Comparing message 3 of 5 from production_ecs.json ($REDACTED Service)...
--- /tmp/481031650/production_ecs.json/3/expected   2019-04-16 15:22:23.635197530 +0000
+++ /tmp/481031650/production_ecs.json/3/actual 2019-04-16 15:22:23.635197530 +0000
@@ -1,16 +1,13 @@
 {
-  "bytes_in": 0,
-  "bytes_out": 5,
-  "id": "34687115637880113099407548222622387368389000080156131328",
-  "latency": 5236,
-  "latency_human": "5.236µs",
-  "log_stream": "$CUSTOM_SERVICE_NAME_1/$CUSTOM_SERVICE_NAME_1/1b44419d-f352-4c35-90bc-c569c12697d9",
-  "message": "{\"time\":\"2019-04-16T14:14:20.007377065Z\",\"id\":\"\",\"remote_ip\":\"127.0.0.1\",\"host\":\"$REDACTED.$REDACTED.com\",\"method\":\"GET\",\"uri\":\"/ping\",\"status\":200, \"latency\":5236,\"latency_human\":\"5.236µs\",\"bytes_in\":0,\"bytes_out\":5}",
-  "method": "GET",
-  "remote_ip": "127.0.0.1",
-  "status": 200,
-  "time": "2019-04-16T14:14:20.007377065Z",
-  "timestamp": 1555424060007,
-  "type": "cloudwatch-logs-production",
-  "uri": "/ping"
+  "component": "$REDACTED_REDACTED",
+  "environment": "production",
+  "id": "34687131043903918600317933922169995268568875280802250778",
+  "log_stream": "$CUSTOM_SERVICE_NAME_2/$CUSTOM_SERVICE_NAME_2/0d146096-0128-4224-ba95-e2f4975490db",
+  "message": "D, [2019-04-16T14:25:50.837412 #11] DEBUG -- : [6cbaefc1-9888-4209-9430-a6eaefd259c6]   \u001b[1m\u001b[35m (0.4ms)\u001b[0m  \u001b[1m\u001b[35mSET SESSION \"$REDACTED.whodunnit\"=''\u001b[0m",
+  "tags": [
+    "_jsonparsefailure"
+  ],
+  "task_id": "0d146096-0128-4224-ba95-e2f4975490db",
+  "timestamp": 1555424750837,
+  "type": "cloudwatch-logs-production"
 }

As you can see the expected keys are completely different, this is because logstash-filter-verifier is looking at the expected keys from a different test case.

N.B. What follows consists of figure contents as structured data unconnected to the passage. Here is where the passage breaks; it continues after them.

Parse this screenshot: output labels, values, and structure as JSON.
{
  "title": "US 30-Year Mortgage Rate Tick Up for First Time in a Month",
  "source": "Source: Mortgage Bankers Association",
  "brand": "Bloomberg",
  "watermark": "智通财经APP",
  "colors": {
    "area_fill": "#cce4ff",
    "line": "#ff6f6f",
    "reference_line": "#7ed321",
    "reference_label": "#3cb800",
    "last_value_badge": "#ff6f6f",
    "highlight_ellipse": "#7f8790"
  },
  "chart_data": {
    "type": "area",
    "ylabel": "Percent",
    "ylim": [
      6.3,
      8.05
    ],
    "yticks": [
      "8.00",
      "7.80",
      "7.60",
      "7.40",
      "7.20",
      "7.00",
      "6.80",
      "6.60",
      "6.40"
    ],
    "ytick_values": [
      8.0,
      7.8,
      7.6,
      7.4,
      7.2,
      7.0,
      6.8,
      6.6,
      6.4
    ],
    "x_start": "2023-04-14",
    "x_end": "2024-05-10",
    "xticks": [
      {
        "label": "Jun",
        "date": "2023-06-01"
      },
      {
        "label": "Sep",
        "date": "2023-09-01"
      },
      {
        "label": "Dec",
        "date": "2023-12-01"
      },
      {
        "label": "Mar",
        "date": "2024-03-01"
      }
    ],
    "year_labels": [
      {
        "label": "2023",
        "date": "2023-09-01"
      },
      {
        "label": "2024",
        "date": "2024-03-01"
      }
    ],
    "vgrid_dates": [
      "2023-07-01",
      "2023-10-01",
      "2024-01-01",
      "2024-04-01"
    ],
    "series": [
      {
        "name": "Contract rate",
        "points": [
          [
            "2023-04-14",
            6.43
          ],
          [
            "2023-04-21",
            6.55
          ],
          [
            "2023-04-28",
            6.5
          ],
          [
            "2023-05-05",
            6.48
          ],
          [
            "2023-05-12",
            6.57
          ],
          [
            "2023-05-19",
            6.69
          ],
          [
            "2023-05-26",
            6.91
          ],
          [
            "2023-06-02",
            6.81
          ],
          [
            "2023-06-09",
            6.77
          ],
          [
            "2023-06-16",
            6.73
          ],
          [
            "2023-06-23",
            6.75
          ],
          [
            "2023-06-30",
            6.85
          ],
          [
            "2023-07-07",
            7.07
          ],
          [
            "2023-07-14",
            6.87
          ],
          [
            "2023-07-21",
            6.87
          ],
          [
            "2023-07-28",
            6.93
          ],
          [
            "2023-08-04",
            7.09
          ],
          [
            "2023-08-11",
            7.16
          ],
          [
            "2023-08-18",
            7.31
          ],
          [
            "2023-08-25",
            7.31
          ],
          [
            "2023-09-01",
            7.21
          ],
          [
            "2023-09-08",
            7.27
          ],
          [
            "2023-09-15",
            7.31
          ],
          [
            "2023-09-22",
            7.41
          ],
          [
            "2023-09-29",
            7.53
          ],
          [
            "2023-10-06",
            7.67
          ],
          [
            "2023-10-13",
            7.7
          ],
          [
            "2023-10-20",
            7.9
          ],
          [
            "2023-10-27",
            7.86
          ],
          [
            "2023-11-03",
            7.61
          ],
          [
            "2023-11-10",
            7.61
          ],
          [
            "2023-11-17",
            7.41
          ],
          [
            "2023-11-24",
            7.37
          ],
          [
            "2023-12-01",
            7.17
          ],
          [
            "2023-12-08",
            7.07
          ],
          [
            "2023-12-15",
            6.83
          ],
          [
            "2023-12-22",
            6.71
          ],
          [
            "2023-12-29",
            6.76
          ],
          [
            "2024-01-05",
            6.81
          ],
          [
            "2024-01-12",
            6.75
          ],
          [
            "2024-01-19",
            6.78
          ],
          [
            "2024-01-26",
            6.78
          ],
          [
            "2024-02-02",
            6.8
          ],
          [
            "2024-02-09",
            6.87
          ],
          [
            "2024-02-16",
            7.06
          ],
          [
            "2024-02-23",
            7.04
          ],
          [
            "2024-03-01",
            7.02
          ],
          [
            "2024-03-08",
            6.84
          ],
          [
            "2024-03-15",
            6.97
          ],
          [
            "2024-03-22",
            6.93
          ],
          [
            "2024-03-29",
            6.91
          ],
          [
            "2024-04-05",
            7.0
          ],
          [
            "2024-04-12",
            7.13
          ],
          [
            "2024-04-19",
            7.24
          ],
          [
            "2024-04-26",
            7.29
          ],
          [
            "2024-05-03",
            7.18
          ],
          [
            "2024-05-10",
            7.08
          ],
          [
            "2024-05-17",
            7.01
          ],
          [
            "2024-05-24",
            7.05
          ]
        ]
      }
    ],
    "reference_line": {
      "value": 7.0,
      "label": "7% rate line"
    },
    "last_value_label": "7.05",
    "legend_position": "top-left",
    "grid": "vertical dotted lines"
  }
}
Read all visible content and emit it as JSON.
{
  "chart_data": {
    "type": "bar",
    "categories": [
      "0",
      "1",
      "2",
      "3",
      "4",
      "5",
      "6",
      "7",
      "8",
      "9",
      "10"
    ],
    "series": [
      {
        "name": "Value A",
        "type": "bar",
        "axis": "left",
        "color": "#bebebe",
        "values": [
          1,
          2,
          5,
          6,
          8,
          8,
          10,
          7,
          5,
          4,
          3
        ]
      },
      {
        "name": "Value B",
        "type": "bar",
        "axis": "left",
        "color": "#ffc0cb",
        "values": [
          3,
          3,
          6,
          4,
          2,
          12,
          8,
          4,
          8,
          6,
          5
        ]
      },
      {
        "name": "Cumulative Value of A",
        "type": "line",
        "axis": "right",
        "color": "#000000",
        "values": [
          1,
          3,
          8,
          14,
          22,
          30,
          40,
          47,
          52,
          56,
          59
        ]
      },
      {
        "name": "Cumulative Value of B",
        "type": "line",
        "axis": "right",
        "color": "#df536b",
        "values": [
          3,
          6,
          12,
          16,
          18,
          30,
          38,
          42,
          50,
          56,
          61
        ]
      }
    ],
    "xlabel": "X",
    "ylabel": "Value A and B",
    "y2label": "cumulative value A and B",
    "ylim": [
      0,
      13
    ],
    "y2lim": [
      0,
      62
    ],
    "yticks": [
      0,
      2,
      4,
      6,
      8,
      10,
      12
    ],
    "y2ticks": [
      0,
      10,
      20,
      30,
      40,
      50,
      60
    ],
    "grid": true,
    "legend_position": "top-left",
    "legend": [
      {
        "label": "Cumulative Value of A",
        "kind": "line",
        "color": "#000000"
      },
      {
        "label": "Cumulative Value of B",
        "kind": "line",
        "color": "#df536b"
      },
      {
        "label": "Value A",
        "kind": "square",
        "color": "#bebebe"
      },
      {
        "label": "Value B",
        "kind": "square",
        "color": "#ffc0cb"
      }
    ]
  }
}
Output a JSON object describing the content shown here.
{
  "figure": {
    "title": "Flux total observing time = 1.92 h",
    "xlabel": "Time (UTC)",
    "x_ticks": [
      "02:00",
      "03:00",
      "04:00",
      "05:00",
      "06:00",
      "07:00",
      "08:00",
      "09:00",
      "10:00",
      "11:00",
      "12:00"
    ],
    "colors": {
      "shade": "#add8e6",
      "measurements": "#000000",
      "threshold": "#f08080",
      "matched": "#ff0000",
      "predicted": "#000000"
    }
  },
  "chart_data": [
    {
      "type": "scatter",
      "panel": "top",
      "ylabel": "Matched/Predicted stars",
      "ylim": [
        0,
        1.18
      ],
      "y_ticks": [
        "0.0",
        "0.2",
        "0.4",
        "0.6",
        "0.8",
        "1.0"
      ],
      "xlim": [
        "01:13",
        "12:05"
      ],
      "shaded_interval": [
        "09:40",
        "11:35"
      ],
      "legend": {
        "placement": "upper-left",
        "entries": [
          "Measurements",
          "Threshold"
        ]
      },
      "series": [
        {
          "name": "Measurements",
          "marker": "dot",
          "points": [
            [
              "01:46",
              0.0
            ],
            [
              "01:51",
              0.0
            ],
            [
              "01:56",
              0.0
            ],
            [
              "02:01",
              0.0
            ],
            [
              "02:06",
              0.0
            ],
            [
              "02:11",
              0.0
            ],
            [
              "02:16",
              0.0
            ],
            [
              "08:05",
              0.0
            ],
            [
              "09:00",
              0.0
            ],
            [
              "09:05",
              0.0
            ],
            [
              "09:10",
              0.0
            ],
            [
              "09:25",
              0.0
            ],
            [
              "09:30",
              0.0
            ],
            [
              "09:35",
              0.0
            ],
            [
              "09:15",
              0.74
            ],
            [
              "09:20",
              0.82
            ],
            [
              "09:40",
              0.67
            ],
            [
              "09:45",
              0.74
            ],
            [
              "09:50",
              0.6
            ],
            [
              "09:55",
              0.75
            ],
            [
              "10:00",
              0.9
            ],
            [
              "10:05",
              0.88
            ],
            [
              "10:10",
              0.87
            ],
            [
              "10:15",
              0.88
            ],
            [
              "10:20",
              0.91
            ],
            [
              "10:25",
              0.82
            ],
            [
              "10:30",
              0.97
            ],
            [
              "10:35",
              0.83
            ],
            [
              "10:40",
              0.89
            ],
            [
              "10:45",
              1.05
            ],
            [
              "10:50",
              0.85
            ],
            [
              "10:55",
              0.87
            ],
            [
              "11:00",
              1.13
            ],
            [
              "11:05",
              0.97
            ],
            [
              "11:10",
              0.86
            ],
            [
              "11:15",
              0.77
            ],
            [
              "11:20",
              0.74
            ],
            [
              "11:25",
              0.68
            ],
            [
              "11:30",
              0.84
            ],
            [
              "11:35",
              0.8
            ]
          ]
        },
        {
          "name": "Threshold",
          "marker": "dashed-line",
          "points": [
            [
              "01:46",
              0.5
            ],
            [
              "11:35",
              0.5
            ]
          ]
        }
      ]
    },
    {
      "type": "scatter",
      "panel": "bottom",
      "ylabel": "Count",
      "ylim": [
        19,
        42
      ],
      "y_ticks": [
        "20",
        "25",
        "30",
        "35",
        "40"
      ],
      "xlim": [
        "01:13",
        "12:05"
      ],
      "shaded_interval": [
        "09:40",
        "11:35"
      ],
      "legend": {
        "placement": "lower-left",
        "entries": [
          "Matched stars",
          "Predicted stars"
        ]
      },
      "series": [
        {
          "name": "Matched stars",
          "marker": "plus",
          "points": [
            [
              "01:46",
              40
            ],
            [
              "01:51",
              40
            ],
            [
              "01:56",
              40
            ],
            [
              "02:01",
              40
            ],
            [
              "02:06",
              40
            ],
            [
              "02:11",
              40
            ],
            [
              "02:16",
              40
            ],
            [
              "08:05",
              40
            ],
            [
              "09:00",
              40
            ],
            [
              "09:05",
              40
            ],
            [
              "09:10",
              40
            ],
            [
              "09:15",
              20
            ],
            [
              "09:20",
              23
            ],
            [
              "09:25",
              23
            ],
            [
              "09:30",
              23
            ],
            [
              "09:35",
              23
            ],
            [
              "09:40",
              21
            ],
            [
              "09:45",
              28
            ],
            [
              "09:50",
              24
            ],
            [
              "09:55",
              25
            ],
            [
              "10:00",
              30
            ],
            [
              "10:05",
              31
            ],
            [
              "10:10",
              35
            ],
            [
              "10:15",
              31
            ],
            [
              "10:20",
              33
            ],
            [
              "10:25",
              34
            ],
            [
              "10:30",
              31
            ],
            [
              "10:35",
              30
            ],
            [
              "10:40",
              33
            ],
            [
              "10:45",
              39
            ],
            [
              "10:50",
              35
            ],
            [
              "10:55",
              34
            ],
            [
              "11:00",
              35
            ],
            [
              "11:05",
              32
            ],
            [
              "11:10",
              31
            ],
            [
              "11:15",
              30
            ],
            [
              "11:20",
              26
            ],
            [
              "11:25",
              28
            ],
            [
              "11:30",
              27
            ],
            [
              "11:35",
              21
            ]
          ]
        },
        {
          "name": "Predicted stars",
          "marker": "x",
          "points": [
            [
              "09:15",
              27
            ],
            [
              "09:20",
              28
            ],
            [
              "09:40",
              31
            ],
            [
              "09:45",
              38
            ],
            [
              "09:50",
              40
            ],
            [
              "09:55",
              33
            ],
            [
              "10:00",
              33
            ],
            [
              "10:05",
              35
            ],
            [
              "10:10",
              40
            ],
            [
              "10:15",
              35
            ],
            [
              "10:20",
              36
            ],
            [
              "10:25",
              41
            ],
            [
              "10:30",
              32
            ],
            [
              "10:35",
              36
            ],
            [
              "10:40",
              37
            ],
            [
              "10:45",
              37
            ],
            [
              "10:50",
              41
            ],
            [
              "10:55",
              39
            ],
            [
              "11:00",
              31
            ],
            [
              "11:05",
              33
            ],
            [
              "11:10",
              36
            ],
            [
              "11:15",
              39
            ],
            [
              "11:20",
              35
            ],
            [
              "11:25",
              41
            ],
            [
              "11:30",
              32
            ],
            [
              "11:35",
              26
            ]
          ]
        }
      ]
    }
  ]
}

I'm not encountering this issue when I only define a single test case per JSON file.

langoureaux-s commented 5 years ago

Hi,

I have the same issue on logstash 7.2.0. It seems that logstash no more guarantee the order when it process events. So, in the temporary file that contains the output, the order is wrong.

You can mitigate this issue if you add the following arguments when you run logstash-filter verifier --logstash-arg=-b --logstash-arg 1.

magnusbaeck commented 5 years ago

Thanks @langoureaux-s! I wasn't able to reproduce the problem (but I didn't try that hard either) but I've published a 1.5.1 release that adds -b 1 to the default Logstash command line. I hope this addresses the problem for everyone.